DUP Brexiteer appointed Northern Ireland first minister amid UK-EU row over post-withdrawal protocol

DUP Brexiteer appointed Northern Ireland first minister amid UK-EU row over post-withdrawal protocol

Hardline Democratic Unionist Party (DUP) Brexiteer Paul Givan has been appointed Northern Ireland’s new first minister amid an ongoing row between the UK and EU over the implementation of the post-Brexit protocol for the region.
Givan’s installation as one of the joint leaders of the Northern Ireland government on Thursday comes after the DUP forced its former party leader, Arlene Foster, out of the first minister post over concerns she wasn’t doing enough to oppose the Northern Ireland Protocol.

Following his appointment, Givan is expected to step up criticism of the protocol, although, despite his strong pro-Brexit views, he did not address the concerns about the post-Brexit measures during his first speech in the new role.

Seeking to bridge divisions that emerged within Northern Ireland over the protocol, Givan told the region’s legislature that “we must all recognise that there is much more that we have in common than separates us.”

However, any attempt to strip away the Northern Ireland Protocol will require support from the DUP’s power-sharing partner Sinn Fein, which has so far rejected efforts to undo the measure. After Givan’s speech, Sinn Fein’s Michelle O’Neill, Northern Ireland’s deputy first minister, declared that the measures are “a consequence” of Brexit, which the DUP “championed”.

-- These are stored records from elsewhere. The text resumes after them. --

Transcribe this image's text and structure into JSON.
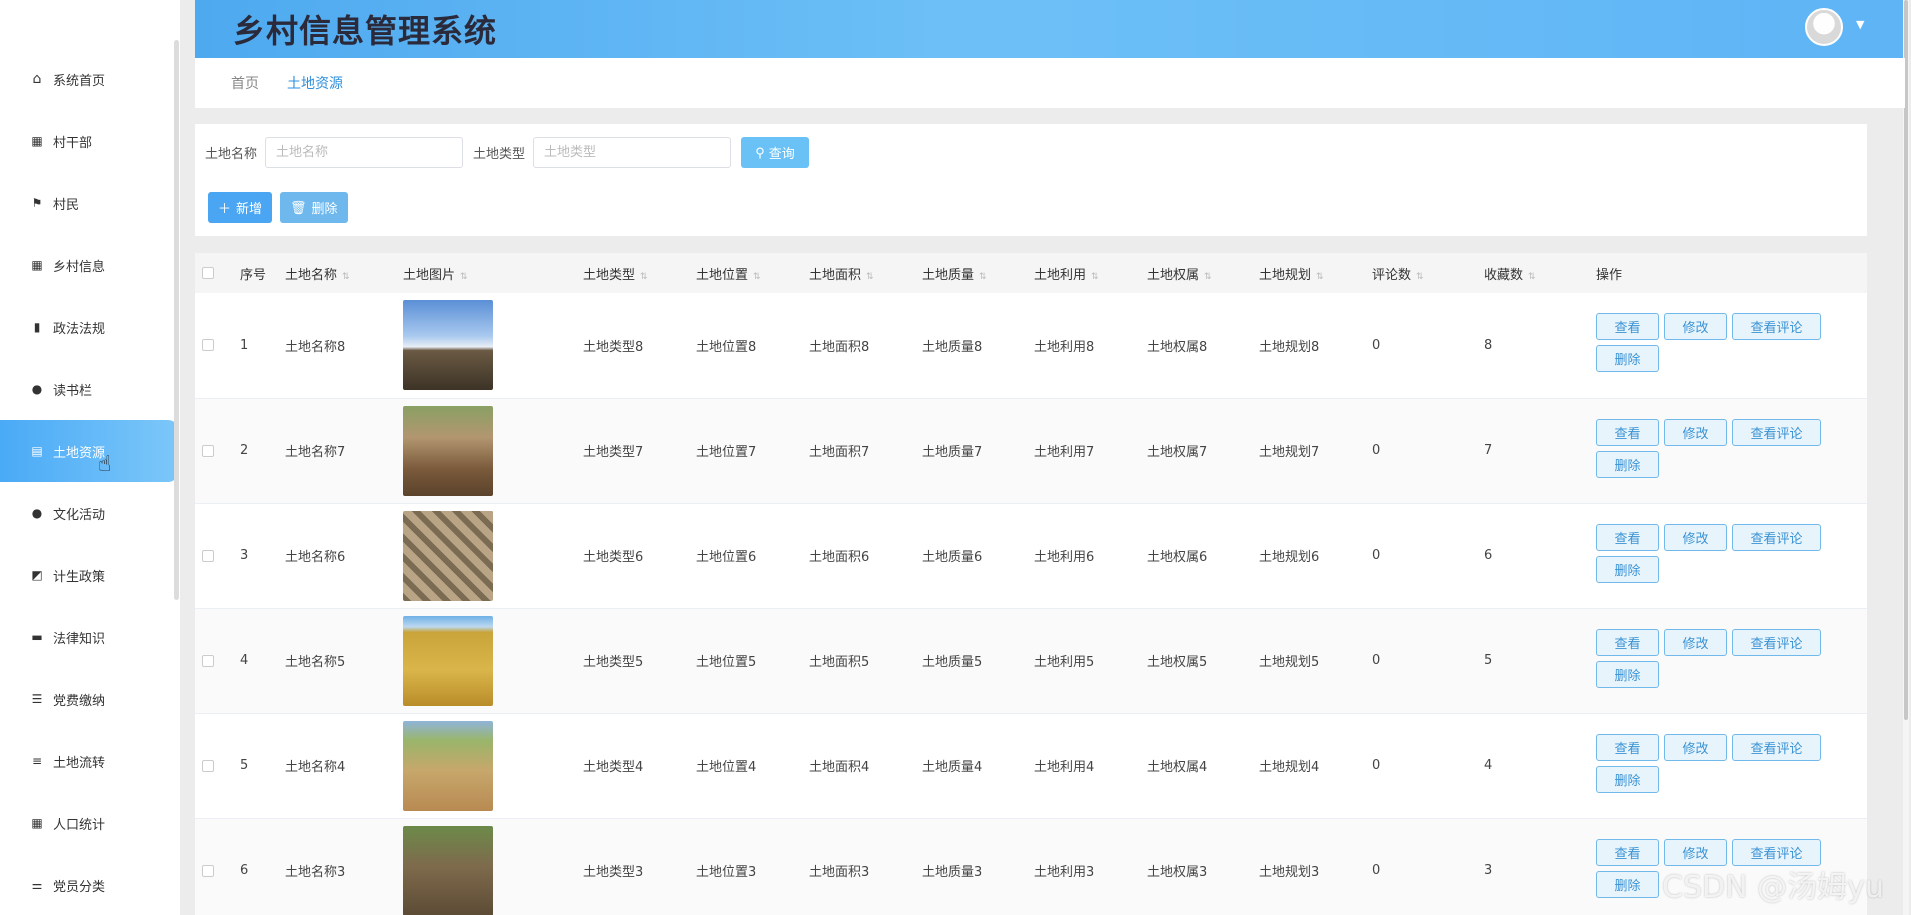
{
  "app": {
    "title": "乡村信息管理系统"
  },
  "sidebar": {
    "items": [
      {
        "label": "系统首页",
        "icon": "home-icon"
      },
      {
        "label": "村干部",
        "icon": "grid-icon"
      },
      {
        "label": "村民",
        "icon": "flag-icon"
      },
      {
        "label": "乡村信息",
        "icon": "grid-icon"
      },
      {
        "label": "政法法规",
        "icon": "bar-chart-icon"
      },
      {
        "label": "读书栏",
        "icon": "user-icon"
      },
      {
        "label": "土地资源",
        "icon": "clipboard-icon",
        "active": true
      },
      {
        "label": "文化活动",
        "icon": "location-pin-icon"
      },
      {
        "label": "计生政策",
        "icon": "line-chart-icon"
      },
      {
        "label": "法律知识",
        "icon": "briefcase-icon"
      },
      {
        "label": "党费缴纳",
        "icon": "list-icon"
      },
      {
        "label": "土地流转",
        "icon": "menu-icon"
      },
      {
        "label": "人口统计",
        "icon": "grid-icon"
      },
      {
        "label": "党员分类",
        "icon": "sliders-icon"
      }
    ]
  },
  "breadcrumb": {
    "home": "首页",
    "current": "土地资源"
  },
  "search": {
    "name_label": "土地名称",
    "name_placeholder": "土地名称",
    "type_label": "土地类型",
    "type_placeholder": "土地类型",
    "query_button": "查询"
  },
  "actions": {
    "add": "新增",
    "delete": "删除"
  },
  "table": {
    "headers": [
      "序号",
      "土地名称",
      "土地图片",
      "土地类型",
      "土地位置",
      "土地面积",
      "土地质量",
      "土地利用",
      "土地权属",
      "土地规划",
      "评论数",
      "收藏数",
      "操作"
    ],
    "ops": {
      "view": "查看",
      "edit": "修改",
      "comments": "查看评论",
      "delete": "删除"
    },
    "rows": [
      {
        "index": "1",
        "name": "土地名称8",
        "type": "土地类型8",
        "location": "土地位置8",
        "area": "土地面积8",
        "quality": "土地质量8",
        "use": "土地利用8",
        "ownership": "土地权属8",
        "plan": "土地规划8",
        "comments": "0",
        "favorites": "8"
      },
      {
        "index": "2",
        "name": "土地名称7",
        "type": "土地类型7",
        "location": "土地位置7",
        "area": "土地面积7",
        "quality": "土地质量7",
        "use": "土地利用7",
        "ownership": "土地权属7",
        "plan": "土地规划7",
        "comments": "0",
        "favorites": "7"
      },
      {
        "index": "3",
        "name": "土地名称6",
        "type": "土地类型6",
        "location": "土地位置6",
        "area": "土地面积6",
        "quality": "土地质量6",
        "use": "土地利用6",
        "ownership": "土地权属6",
        "plan": "土地规划6",
        "comments": "0",
        "favorites": "6"
      },
      {
        "index": "4",
        "name": "土地名称5",
        "type": "土地类型5",
        "location": "土地位置5",
        "area": "土地面积5",
        "quality": "土地质量5",
        "use": "土地利用5",
        "ownership": "土地权属5",
        "plan": "土地规划5",
        "comments": "0",
        "favorites": "5"
      },
      {
        "index": "5",
        "name": "土地名称4",
        "type": "土地类型4",
        "location": "土地位置4",
        "area": "土地面积4",
        "quality": "土地质量4",
        "use": "土地利用4",
        "ownership": "土地权属4",
        "plan": "土地规划4",
        "comments": "0",
        "favorites": "4"
      },
      {
        "index": "6",
        "name": "土地名称3",
        "type": "土地类型3",
        "location": "土地位置3",
        "area": "土地面积3",
        "quality": "土地质量3",
        "use": "土地利用3",
        "ownership": "土地权属3",
        "plan": "土地规划3",
        "comments": "0",
        "favorites": "3"
      }
    ]
  },
  "colors": {
    "accent": "#4aa6f2",
    "header": "#6dc0f7",
    "op_border": "#71b9ea"
  },
  "watermark": "CSDN @汤姆yu"
}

The protocol, Article 16 of the Withdrawal Agreement, was agreed as part of the UK’s Brexit deal ahead of its departure from the EU in an effort to prevent implementing a hard border between Northern Ireland and the Republic of Ireland, which is an EU member state. The measure ensures that border checks are not required between Northern Ireland and the Republic of Ireland, instead moving inspections to items entering Northern Ireland from Britain.

Local opposition to the protocol spilled out into Northern Ireland’s streets earlier this year in a series of violent protests. Around 90 police officers were injured, 18 people were arrested and 15 individuals were charged following clashes between authorities and members of the loyalist community.